By Lucía Muñoz
FAO maintains that school gardens are a very useful learning platform to improve children's education and nutrition, while at the same time promoting the conservation of the environment and the social, physical and mental well-being of the entire educational community.
The need to create school gardens and its objectives
In industrialized countries, intensive agriculture and current eating habits have increasingly harmful effects on our health and on the environment, while many underdeveloped countries do not have the means and sufficient training to achieve an agriculture capable of feeding to all people sufficiently and safely.
Together we can ensure that school gardens play a significant role in the fight against these problems that threaten today's society: food insecurity and climate change.
For this, it is necessary to promote habits that improve health, such as a healthier diet, and nutritional, agricultural and environmental education that makes children aware of the need to change things, since future actions and measures to eradicate depend on them. these problems.
The objectives of school gardens should be aimed at responding to these problems and needs. According to FAO and other national and international organizations, they should be the following:
- Improve the quality of education through a more dynamic pedagogy that includes multidisciplinary study plans that combine theoretical, practical and technical knowledge of livelihood.
- Strengthen practical skills in agriculture and horticulture through the creation and maintenance of home gardens.
- Provide active teaching linking horticulture to both play and recreation, as well as other subjects such as mathematics, biology, reading and writing.
- Provide practical nutrition education that encourages the production and consumption of healthy foods and a healthy lifestyle.
- Increase access to education by attracting families to schools that address issues that affect their daily lives.
- Increase the nutritional quality of the food children eat and reduce the number of malnourished or undernourished children.
- Improve children's attitudes and knowledge of agriculture and rural life.
- Educate in environmental sensitivity contributing to the sustainability of the planet by including an environmental and ecological training (See article on Ecological Agriculture).
- Offer students an instrument for survival or support for the family economy for times of food shortage or economic difficulties.
- Especially in underdeveloped countries, increase school attendance and, in many households, compensate for the absence of parents in terms of transferring the knowledge necessary for the vital development of children and young people.
- Promote income generation opportunities.
- In cities, improve the urban environment and sustainability.
Benefits of school gardens
Many of them are related to the objectives to be achieved, but many others are added benefits that arise as a result of the development of agricultural activity in schools.

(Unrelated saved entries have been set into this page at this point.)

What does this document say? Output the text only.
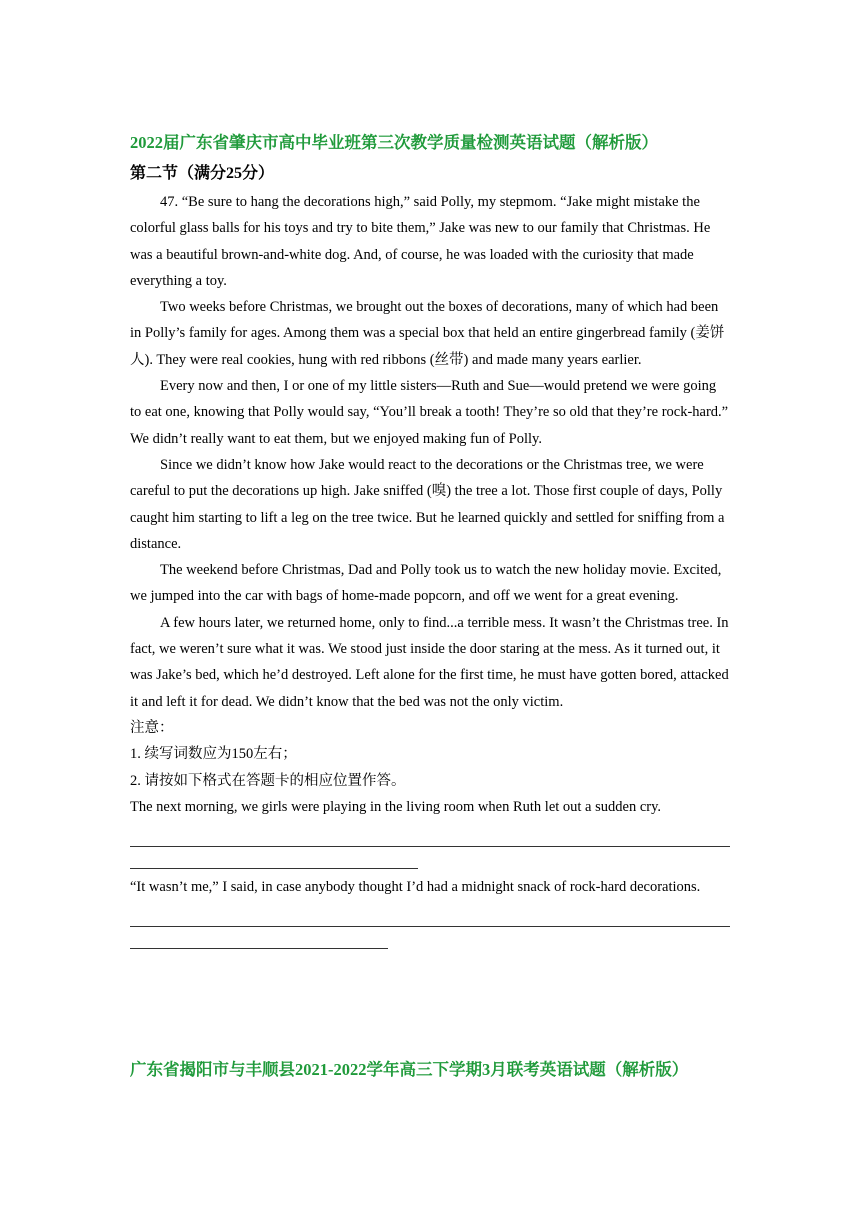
2022届广东省肇庆市高中毕业班第三次教学质量检测英语试题（解析版）

第二节（满分25分）

47. “Be sure to hang the decorations high,” said Polly, my stepmom. “Jake might mistake the colorful glass balls for his toys and try to bite them,” Jake was new to our family that Christmas. He was a beautiful brown-and-white dog. And, of course, he was loaded with the curiosity that made everything a toy.

Two weeks before Christmas, we brought out the boxes of decorations, many of which had been in Polly’s family for ages. Among them was a special box that held an entire gingerbread family (姜饼人). They were real cookies, hung with red ribbons (丝带) and made many years earlier.

Every now and then, I or one of my little sisters—Ruth and Sue—would pretend we were going to eat one, knowing that Polly would say, “You’ll break a tooth! They’re so old that they’re rock-hard.” We didn’t really want to eat them, but we enjoyed making fun of Polly.

Since we didn’t know how Jake would react to the decorations or the Christmas tree, we were careful to put the decorations up high. Jake sniffed (嗅) the tree a lot. Those first couple of days, Polly caught him starting to lift a leg on the tree twice. But he learned quickly and settled for sniffing from a distance.

The weekend before Christmas, Dad and Polly took us to watch the new holiday movie. Excited, we jumped into the car with bags of home-made popcorn, and off we went for a great evening.

A few hours later, we returned home, only to find...a terrible mess. It wasn’t the Christmas tree. In fact, we weren’t sure what it was. We stood just inside the door staring at the mess. As it turned out, it was Jake’s bed, which he’d destroyed. Left alone for the first time, he must have gotten bored, attacked it and left it for dead. We didn’t know that the bed was not the only victim.

注意：

1. 续写词数应为150左右；

2. 请按如下格式在答题卡的相应位置作答。

The next morning, we girls were playing in the living room when Ruth let out a sudden cry.

“It wasn’t me,” I said, in case anybody thought I’d had a midnight snack of rock-hard decorations.

广东省揭阳市与丰顺县2021-2022学年高三下学期3月联考英语试题（解析版）
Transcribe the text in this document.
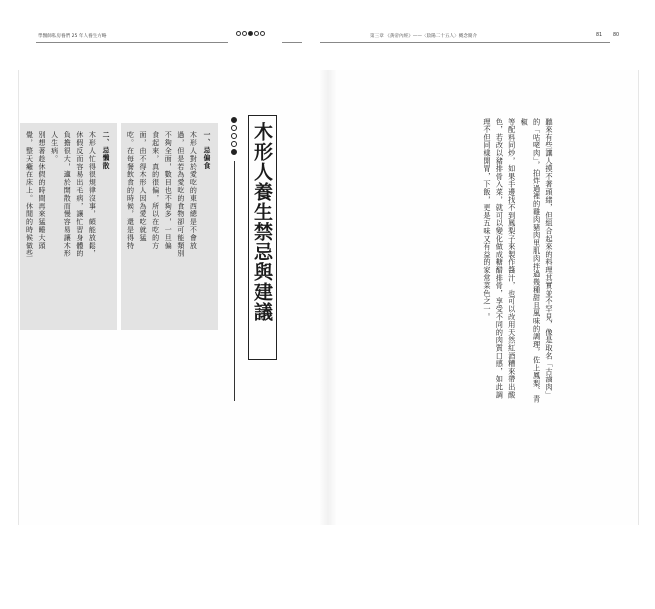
學醫師私房養們 25 年人養生方略	第三章 《黃帝內經》——〈陰陽二十五人〉概念簡介	81 80
木形人養生禁忌與建議
一、忌偏食
木形人對於愛吃的東西總是不會放
過，但是若為愛吃的食物卻可能類別
不夠全面，數目也不夠多，一旦偏
食起來，真的很偏，所以在吃的方
面，由不得木形人因為愛吃就猛
吃。在每餐飲食的時候，還是得特
二、忌懶散
木形人忙得很規律沒事，頗能放鬆，
休假反而容易出毛病，讓忙習身體的
負擔很大，適於開散而慢容易讓木形
人生病。
別想著趁休假的時間再來猛睡大頭
覺，整天癱在床上。休閒的時候做些	聽來有些讓人摸不著頭緒，但組合起來的料理其實並不罕見，像是取名「古滷肉」
的「咕咾肉」，拍炸過裡的雞肉豬肉里肌肉拌過幾種甜且風味的調理，佐上鳳梨、青椒
等配料同炒，如果手邊找不到鳳梨子來製作醬汁，也可以改用天然紅酒糟來帶出酸
色，若改以豬排骨入菜，就可以變化做成糖醋排骨，享受不同的肉質口感，如此調
理不但同樣開胃，下飯，更是五味又有益的家常菜色之一。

School gardens:
- They are beneficial for learning: “I listen and I forget, I see and I remember, I do and I understand ”(Confucius, 551-479 BC).
- They promote the knowledge of varieties of fruits and vegetables that were unknown to the children and / or their families.
- They provide a place to acquire knowledge related to nature, agriculture and nutrition.
- They improve the diet and are a healthy, natural and varied source of food, important for the physical and mental development of children.
- They help to fight against problems related to infant feeding: obesity, malnutrition ...
- They represent a space for enjoyment and recreation within the school.
- They promote entrepreneurial skills.
- They improve the environment and sustainability of cities.
- They contribute to the regeneration and conservation of the environment and its resources.
- They favor socioeconomic development.
- They are an important social tool since the teamwork of boys and girls in class groups takes place in them, as well as their interaction with teachers and families, developing ethical values of coexistence, participation and collaboration.
- It increases the relationships between human beings and nature.
- They reinforce the knowledge of basic subjects such as reading, writing, biology or mathematics.
- They improve the intelligence of children.
These are just some of the benefits that school gardens can represent for the lives of children and the rest of the educational community.